Back in Genesis 6, God takes note of the humans that “the inclination of the thoughts of their hearts” are “only evil continually.” The earth is full of violence as a consequence of this state of affairs. God is “sorry that he ever made” the human beings, says the text, and decides to clean up the mess – to power-wash the problem away, so to speak. And then after all the events of the deluge – after making an exception for Noah and Noah’s immediate family, after supervising Noah’s compliant construction of the ark and the corralling of the animals and birds, after bringing the ark safely through the long, rainy, watery ordeal, and after Noah turns in gratitude to the ritual he seems to have learned, the offering up of another living spirit … after all that … God still seems to be sorry.

“I’m not going to do that again,” God says; “Look here, I’m making a covenant with you and your descendants and all the living things and the earth, and I’m writing myself a big, bright note that I will be sure to see if this ever gets close to happening again, and I promise that I will remember that I am not going to do this again.” Not because the humans don’t deserve it … they are inclined to evil from their youth.

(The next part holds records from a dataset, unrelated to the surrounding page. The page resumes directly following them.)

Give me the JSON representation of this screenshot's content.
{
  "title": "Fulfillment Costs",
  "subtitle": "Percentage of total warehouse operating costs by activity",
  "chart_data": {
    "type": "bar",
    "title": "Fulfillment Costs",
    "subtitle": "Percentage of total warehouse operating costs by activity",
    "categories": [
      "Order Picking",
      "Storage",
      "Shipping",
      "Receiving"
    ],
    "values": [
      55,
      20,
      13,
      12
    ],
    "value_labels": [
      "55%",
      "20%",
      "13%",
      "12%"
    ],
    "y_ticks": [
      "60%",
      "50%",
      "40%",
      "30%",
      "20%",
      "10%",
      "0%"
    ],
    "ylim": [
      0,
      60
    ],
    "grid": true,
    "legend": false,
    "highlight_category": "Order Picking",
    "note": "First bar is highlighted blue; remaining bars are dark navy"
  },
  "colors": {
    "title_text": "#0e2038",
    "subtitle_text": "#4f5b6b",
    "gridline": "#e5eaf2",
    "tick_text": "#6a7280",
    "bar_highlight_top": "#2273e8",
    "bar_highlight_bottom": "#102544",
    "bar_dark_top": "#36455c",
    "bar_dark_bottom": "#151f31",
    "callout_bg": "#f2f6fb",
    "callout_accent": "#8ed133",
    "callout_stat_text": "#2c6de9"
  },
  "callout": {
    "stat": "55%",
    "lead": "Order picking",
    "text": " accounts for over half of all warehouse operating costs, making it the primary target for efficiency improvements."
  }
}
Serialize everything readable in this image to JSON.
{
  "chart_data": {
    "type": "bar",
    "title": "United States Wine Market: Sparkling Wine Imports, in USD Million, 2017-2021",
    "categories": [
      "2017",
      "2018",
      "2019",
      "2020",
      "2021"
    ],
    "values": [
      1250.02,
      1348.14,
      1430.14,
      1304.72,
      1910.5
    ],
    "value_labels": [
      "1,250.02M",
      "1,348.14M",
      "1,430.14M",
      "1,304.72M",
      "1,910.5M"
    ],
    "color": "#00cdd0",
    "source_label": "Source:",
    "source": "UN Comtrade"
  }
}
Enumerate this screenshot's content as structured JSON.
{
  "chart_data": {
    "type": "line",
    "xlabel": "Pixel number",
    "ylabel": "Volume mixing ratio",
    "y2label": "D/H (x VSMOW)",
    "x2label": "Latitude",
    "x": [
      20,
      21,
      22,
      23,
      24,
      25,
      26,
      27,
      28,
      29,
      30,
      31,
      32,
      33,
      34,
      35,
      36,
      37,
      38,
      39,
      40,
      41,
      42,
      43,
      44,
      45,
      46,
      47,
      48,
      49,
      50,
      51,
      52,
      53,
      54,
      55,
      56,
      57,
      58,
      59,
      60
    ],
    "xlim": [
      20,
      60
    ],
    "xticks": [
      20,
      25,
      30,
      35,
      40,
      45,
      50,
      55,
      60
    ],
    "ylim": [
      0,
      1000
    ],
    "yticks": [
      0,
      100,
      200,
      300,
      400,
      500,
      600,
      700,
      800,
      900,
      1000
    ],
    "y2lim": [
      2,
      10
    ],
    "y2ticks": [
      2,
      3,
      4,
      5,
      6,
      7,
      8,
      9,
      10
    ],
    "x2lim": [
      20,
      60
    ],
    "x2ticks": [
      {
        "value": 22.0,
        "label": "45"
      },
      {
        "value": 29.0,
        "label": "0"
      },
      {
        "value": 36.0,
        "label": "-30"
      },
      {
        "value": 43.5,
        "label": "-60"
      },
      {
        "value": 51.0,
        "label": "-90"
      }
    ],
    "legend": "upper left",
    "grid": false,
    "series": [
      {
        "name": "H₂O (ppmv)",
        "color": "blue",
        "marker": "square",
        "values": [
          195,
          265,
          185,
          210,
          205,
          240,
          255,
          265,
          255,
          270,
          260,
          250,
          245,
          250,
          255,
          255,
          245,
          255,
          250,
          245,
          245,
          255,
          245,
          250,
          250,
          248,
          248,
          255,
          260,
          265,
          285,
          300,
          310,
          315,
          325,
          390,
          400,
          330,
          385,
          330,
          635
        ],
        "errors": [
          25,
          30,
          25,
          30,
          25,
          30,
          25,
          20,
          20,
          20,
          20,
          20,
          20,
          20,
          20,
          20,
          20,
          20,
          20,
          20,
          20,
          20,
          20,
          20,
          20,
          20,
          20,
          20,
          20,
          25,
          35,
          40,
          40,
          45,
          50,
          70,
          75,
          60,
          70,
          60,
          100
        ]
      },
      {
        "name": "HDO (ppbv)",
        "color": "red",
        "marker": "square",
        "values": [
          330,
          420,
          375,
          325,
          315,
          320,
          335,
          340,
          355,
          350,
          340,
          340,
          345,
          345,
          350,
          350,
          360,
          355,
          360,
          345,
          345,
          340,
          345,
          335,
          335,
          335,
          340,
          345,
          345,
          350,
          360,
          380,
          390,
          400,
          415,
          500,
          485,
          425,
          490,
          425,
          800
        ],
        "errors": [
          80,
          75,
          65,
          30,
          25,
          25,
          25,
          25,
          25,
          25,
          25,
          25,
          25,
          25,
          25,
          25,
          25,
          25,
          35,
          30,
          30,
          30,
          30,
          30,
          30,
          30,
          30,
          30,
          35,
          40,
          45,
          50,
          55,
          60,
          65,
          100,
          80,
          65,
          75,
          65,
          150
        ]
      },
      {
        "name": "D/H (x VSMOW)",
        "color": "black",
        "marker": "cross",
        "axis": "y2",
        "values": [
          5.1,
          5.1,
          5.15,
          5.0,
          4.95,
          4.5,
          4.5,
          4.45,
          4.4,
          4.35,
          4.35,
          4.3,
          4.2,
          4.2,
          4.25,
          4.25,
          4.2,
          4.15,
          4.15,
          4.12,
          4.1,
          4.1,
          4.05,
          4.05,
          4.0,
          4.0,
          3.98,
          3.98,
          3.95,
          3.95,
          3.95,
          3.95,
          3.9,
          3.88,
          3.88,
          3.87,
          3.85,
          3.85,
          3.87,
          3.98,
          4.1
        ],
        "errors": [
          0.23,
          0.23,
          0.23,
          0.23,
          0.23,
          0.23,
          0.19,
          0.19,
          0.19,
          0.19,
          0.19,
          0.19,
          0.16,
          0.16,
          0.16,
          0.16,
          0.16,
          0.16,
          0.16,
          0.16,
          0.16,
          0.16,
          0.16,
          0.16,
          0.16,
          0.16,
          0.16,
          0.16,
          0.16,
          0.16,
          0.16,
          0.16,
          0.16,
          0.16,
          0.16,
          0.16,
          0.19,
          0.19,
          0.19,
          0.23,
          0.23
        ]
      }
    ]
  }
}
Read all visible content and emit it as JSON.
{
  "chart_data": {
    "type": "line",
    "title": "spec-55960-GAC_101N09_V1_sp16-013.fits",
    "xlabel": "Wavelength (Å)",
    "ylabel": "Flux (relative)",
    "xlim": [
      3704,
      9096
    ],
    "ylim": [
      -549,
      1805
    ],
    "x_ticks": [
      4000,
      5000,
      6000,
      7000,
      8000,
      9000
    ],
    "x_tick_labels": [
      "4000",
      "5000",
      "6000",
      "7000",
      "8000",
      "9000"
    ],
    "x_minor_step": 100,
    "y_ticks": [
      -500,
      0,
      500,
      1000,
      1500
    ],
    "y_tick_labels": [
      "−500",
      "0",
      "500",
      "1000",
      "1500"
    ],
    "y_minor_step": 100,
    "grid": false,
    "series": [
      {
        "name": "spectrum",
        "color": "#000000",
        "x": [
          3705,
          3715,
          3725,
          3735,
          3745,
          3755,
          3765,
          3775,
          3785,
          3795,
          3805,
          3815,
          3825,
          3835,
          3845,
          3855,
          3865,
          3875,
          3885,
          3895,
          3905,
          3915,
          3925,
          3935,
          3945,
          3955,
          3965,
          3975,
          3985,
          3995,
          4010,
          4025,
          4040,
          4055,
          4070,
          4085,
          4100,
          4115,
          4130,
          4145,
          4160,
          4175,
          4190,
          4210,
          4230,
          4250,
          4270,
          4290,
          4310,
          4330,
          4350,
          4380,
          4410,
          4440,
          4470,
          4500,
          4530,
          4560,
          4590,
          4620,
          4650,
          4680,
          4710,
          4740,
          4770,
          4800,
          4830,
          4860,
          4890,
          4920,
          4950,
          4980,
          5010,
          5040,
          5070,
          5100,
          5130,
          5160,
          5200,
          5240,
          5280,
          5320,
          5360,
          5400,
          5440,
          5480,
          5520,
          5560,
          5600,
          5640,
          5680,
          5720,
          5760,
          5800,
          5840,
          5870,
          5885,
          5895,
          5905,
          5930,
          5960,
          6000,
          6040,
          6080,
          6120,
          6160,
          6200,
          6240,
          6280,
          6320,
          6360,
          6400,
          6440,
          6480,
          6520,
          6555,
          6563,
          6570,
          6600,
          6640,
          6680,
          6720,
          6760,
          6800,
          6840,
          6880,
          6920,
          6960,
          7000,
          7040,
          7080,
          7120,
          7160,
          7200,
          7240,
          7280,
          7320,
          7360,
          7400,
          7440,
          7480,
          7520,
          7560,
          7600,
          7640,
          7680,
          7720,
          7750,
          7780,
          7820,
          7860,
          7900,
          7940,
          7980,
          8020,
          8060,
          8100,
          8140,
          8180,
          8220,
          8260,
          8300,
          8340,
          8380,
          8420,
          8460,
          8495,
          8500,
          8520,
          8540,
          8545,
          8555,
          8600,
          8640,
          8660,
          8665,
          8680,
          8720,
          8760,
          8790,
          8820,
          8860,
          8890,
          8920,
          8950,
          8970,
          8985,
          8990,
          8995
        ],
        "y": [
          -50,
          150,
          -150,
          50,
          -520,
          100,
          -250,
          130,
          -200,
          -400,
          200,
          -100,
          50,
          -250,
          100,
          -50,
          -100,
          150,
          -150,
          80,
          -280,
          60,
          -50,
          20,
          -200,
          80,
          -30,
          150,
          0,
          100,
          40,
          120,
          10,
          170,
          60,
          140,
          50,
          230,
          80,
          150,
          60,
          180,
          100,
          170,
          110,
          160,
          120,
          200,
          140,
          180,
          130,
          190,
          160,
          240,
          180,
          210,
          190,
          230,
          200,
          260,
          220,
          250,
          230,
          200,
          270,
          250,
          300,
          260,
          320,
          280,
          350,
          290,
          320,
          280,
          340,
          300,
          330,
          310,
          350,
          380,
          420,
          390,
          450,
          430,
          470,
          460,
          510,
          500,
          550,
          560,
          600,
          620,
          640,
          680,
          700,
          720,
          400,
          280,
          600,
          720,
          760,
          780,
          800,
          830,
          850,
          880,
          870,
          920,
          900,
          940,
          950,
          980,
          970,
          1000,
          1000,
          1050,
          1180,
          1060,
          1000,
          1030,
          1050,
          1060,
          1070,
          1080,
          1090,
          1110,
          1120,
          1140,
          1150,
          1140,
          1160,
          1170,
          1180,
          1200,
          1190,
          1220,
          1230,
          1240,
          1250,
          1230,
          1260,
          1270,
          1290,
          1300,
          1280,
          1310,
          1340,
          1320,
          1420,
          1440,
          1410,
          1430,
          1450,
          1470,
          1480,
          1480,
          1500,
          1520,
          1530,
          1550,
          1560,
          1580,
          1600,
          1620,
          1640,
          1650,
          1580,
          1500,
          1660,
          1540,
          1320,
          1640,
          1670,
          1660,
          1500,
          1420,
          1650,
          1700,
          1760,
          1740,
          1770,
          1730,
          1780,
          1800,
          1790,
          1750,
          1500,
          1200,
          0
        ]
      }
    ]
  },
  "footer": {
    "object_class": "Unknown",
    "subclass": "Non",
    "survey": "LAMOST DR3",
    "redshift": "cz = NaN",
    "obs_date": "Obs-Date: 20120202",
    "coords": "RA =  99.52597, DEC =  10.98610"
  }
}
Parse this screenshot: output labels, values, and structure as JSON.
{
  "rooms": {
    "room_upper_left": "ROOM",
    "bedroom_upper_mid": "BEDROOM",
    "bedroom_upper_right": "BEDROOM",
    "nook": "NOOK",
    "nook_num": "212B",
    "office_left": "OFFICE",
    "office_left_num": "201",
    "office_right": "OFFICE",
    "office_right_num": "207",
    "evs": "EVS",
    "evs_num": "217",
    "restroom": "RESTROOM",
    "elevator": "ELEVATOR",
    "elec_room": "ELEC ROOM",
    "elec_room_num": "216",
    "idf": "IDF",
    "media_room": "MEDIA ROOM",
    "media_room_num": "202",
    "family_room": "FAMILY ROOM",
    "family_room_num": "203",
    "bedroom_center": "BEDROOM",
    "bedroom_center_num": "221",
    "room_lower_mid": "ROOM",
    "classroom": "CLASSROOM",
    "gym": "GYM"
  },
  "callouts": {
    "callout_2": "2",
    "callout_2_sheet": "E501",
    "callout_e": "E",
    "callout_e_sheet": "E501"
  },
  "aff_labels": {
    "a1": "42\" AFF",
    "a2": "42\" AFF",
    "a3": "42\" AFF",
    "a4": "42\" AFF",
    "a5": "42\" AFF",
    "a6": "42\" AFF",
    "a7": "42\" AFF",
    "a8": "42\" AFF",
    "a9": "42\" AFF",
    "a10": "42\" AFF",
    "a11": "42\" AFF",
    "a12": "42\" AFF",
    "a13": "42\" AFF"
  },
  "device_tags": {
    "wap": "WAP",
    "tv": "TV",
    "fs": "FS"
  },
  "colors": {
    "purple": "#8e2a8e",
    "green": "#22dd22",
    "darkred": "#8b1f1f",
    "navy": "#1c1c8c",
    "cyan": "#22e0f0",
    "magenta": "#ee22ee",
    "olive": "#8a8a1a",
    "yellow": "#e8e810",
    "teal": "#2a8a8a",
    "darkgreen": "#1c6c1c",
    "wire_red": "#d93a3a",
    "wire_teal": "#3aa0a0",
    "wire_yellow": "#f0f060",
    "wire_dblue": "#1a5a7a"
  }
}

They’re a mess. But God, it seems, does not want to put the earth through all of this again. God, it seems, has concluded that this approach might almost have been a case of the cure being worse than the disease. And all of this language of God being sorry and making decisions and putting up rainbow-colored reminders of those regrets and those decisions, all of this seems to tell a story about God … learning something.

But maybe that is the only way human beings like us can tell a story like this. Maybe the lens we need, the language that we can understand, is the lens and the language of learning. Maybe our ancestors told the story this way because it was the best they could do; and left it this way for us, because there is no better way for us to be told about a God who suffers along with the earth, and living creatures, and humans, inclined towards evil continually as they are, than to imagine God as one of us, feeling sorry about having even started this, trying first this plan to fix it, then that one, gaining insight from experience, realizing what we are up against, coming up with yet another idea … learning something along the way, about how to follow through on the love for creation that has animated all this activity all along.

Maybe we have to tell the story this way so that we ourselves can understand what it tells us about the way human evil gives rise to regret and cataclysm and to God’s refusal to accept the destruction of the damaged, since we know those realities as firmly conditioned by time and experience and have no other way to understand them. So maybe we have to have this story that seems to tell us God learns, even when we know that the book that tells the story this way also tells the story differently, tells it as that God “chose us in Christ before the foundation of the world to be holy and blameless before him in love” (Ephesians 1:4), tells it as that – as Karl Barth said, so I was told – “Jesus is not Plan B.” Jesus, resurrection, redemption, love … it has always been what was happening.

We know this story about love being always what has been happening, “at the same time,” so to speak, because we have learned it, at least from being taught it, sometimes from experience, and sometimes despite our experience. Despite our experience, because sometimes our immediate experience traces out what feels like a very different story. Reading this story from Genesis about a flood that destroys the whole world during this week of all weeks, when we have been reading the stories from Houston and other places, and have been praying for relatives and friends and strangers in those places, reminds us that when a flood comes through the place we call home, it does not have to destroy the whole world to destroy our whole world.

So it reminds us of this: that when people are living through and experiencing a story that has to be told as a tale of disaster and destruction, we are called – those of us who are able to experience a different story, who are in a position to turn to a different page in the large book, who can bear witness to something else going on at the same time – to be the reminders for the others, to provide the tangible evidence that “at the same time” … love.

[Our Presbyterian congregation will be providing some of that tangible evidence through donations to Presbyterian Disaster Assistance, which is only one of many available ways.]